Aquino hit for embracing paramilitary group in Cordillera

By ARTHUR L. ALLAD-IW
Northern Dispatch

Main Story: Aquino’s Sona, all form, no substance – Bayan

Sidebar: “Wang-wang Sona: too much noise, too little substance” – KMU

Sona 2011 has little to report, less to look forward to – Ibon

BAGUIO CITY – Aside from his total failure to uplift the situation of Cordillera indigenous peoples, the Cordillera Peoples’ Alliance (CPA) said President Benigno S. Aquino III has no regard for victims of human rights violations when it accommodated, as its economic partner in the region, “a paramilitary group known for its record of killing civilians.”

CPA secretary general Abigail Anongos said Noynoy Aquino, like his mother Corazon Aquino, embraced the Cordillera People’s Army (CPLA) and gave the thumbs up for the armed group to be “converted” into a socio-economic group.

The CPLA is the armed ground founded by the late Conrado Balweg. But after its peace talks with the government, progressive groups such as the CPA said the CPLA has turned into a paramilitary group being supported by the AFP and the government. CPA, on the other hand, is the oldest regional federation of indigenous community organizations, which was founded in 1984, and counts more than 100 community and sectoral organizations in its membership in the region.

Anongos added that CPLA officials were given privilege positions during the time of his mother who issued Executive Order 220. EO 220 created the Cordillera Administrative Region (CAR); the Cordillera Executive Board (CEB); and Cordillera Regional Assembly (CRA) which were controlled by the Cordillera Bodong Administration (CBAd), CPLA’s political arm. It was dissolved during the time of former president Joseph Estrada due to the demand of various sectors on alleged ineffectiveness and corruption.

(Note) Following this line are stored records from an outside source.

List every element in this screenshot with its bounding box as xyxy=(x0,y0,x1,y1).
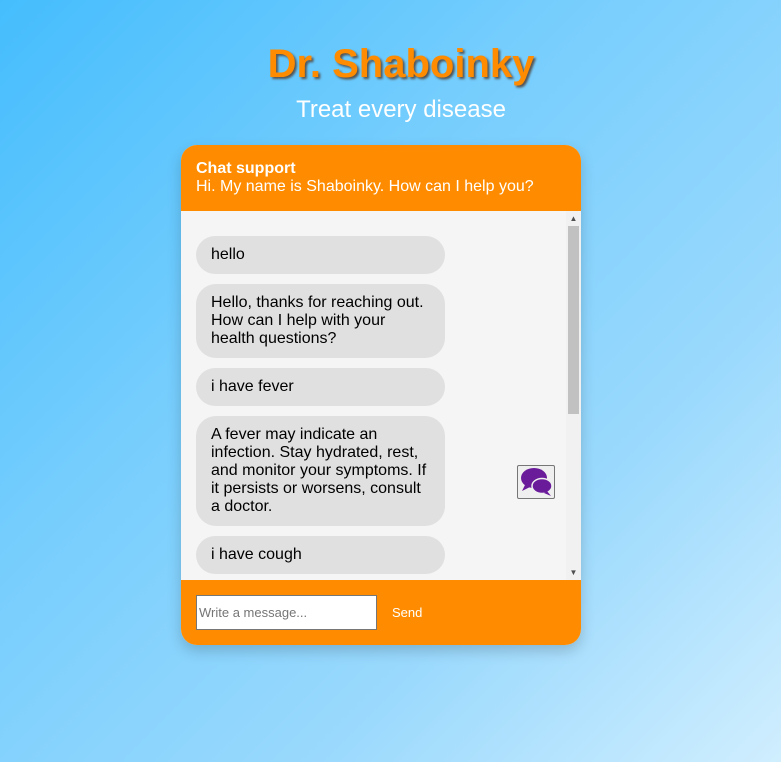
speech-bubbles-icon xyxy=(521,468,553,496)
chat-widget: Chat support Hi. My name is Shaboinky. H… xyxy=(181,145,581,645)
scroll-up-arrow-icon[interactable]: ▲ xyxy=(566,211,581,226)
scroll-thumb[interactable] xyxy=(568,226,579,414)
chat-footer: Send xyxy=(181,580,581,645)
message-list: hello Hello, thanks for reaching out. Ho… xyxy=(196,236,445,580)
message-bubble: Hello, thanks for reaching out. How can … xyxy=(196,284,445,358)
chat-header-subtitle: Hi. My name is Shaboinky. How can I help… xyxy=(196,178,534,195)
message-bubble: hello xyxy=(196,236,445,274)
scrollbar[interactable]: ▲ ▼ xyxy=(566,211,581,580)
message-bubble: A fever may indicate an infection. Stay … xyxy=(196,416,445,526)
message-bubble: i have cough xyxy=(196,536,445,574)
chat-header-title: Chat support xyxy=(196,160,296,177)
chat-header: Chat support Hi. My name is Shaboinky. H… xyxy=(181,145,581,211)
scroll-down-arrow-icon[interactable]: ▼ xyxy=(566,565,581,580)
send-button[interactable]: Send xyxy=(392,595,422,630)
chat-messages-area[interactable]: hello Hello, thanks for reaching out. Ho… xyxy=(181,211,581,580)
brand-title: Dr. Shaboinky xyxy=(267,42,535,86)
message-bubble: i have fever xyxy=(196,368,445,406)
chat-toggle-button[interactable] xyxy=(517,465,555,499)
brand-tagline: Treat every disease xyxy=(296,96,506,123)
message-input[interactable] xyxy=(196,595,377,630)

Aquino repeated history. “We are very disappointed,” Anongos said. The CPA actively lobbied for the regionalization of the Cordillera provinces, and during the 1986 Constitutional Commission for the incorporation of a provision for the autonomous region of the Cordillera.

The provision now mandates for the autonomous regions of the Cordillera and Muslim Mindanao.
She added that the CPLA had committed various crimes and gross human rights violations.

“This same paramilitary group is the one accountable for the extrajudicial killing of CPA leaders and organizers like Ama Daniel Ngayaan and Romy Gardo?and yet, Aquino’s mother, Cory Aquino, integrated the CPLA into the Armed Forces of the Philippines (AFP) during her term,” CPA said in its statement issued in time for Aquino’s State of the Nation Address (Sona). Ngayaan, a tribal leader of Tanglag, Kalinga was abducted by CPLA and his remains were never located up to this day. Gardo was a Tinggian youth leader who was murdered by the CPLA. Justice has never been served to the families of these CPA leaders.

Cordillera remains a mere resource base to government, CPA said. “The ancestral domain is a resource base where the plunder and exploitation by large multinational mining and other destructive projects continue unabated,” the group said.

It noted that the mining industry was further liberalized under Aquino, with mining investments having increased by 65 percent in 2010 alone. Since March 2011, approved mining agreements at a nationwide scale now reach 785, while mining concessions increased to cover 1,042.531 hectares compared to 782 hectares in 2009.

More than 200 applications were endorsed and approved under Aquino, and five of the 23 priority mining projects across the country are in the Cordillera. Of the Cordillera, total land area of 1.8 million hectares, close to a million is covered by mining tenements, according to the CPA.

Aside from mining are projects to tap the region’s energy resources. Five geothermal projects are in the offing: the Acupan and Daclan projects in Benguet, the Buguias-Tinoc project in Benguet and Ifugao, the Mainit-Sadanga project in the Mountain Province and the Kalinga project.

The last is the biggest, involving substantial portions of the municipalities of Tinglayan, Pasil, and Lubuagan, being undertaken by the global energy giant Chevron, which has a clear track record violating indigenous peoples’ rights in the Amazon, CPA added.

These developments pose serious threat to the Cordillera region, which is the watershed cradle of Northern Luzon,” the CPA said, adding that that the only source of the indigenous peoples livelihood, their ancestral lands, will be destroyed.

CPA also deemed that with Aquino’s Oplan Bayanihan, intense militarization continues in the region. Operations of the 501st, 502nd and 503rd Brigades, all under the 5th Infantry Division resulted in the destruction of properties, bombings, shelling, sexual abuse, illegal search and seizure; threats, harassment and intimidation; illegal arrest and detention, and encampment.

“It is true that one year is not enough for any president to resolve social and economic woes of the country – but one year is enough to create building blocks for genuine reform and set strategic directions for the Filipino people’s interests. Aquino has simply failed to do this, and many were blinded with hype and rhetoric. What is clear is a year after the Aquino presidency, it tolerates and licenses corruption, human rights violations and further marginalizes the majority of the Filipino people,” CPA said.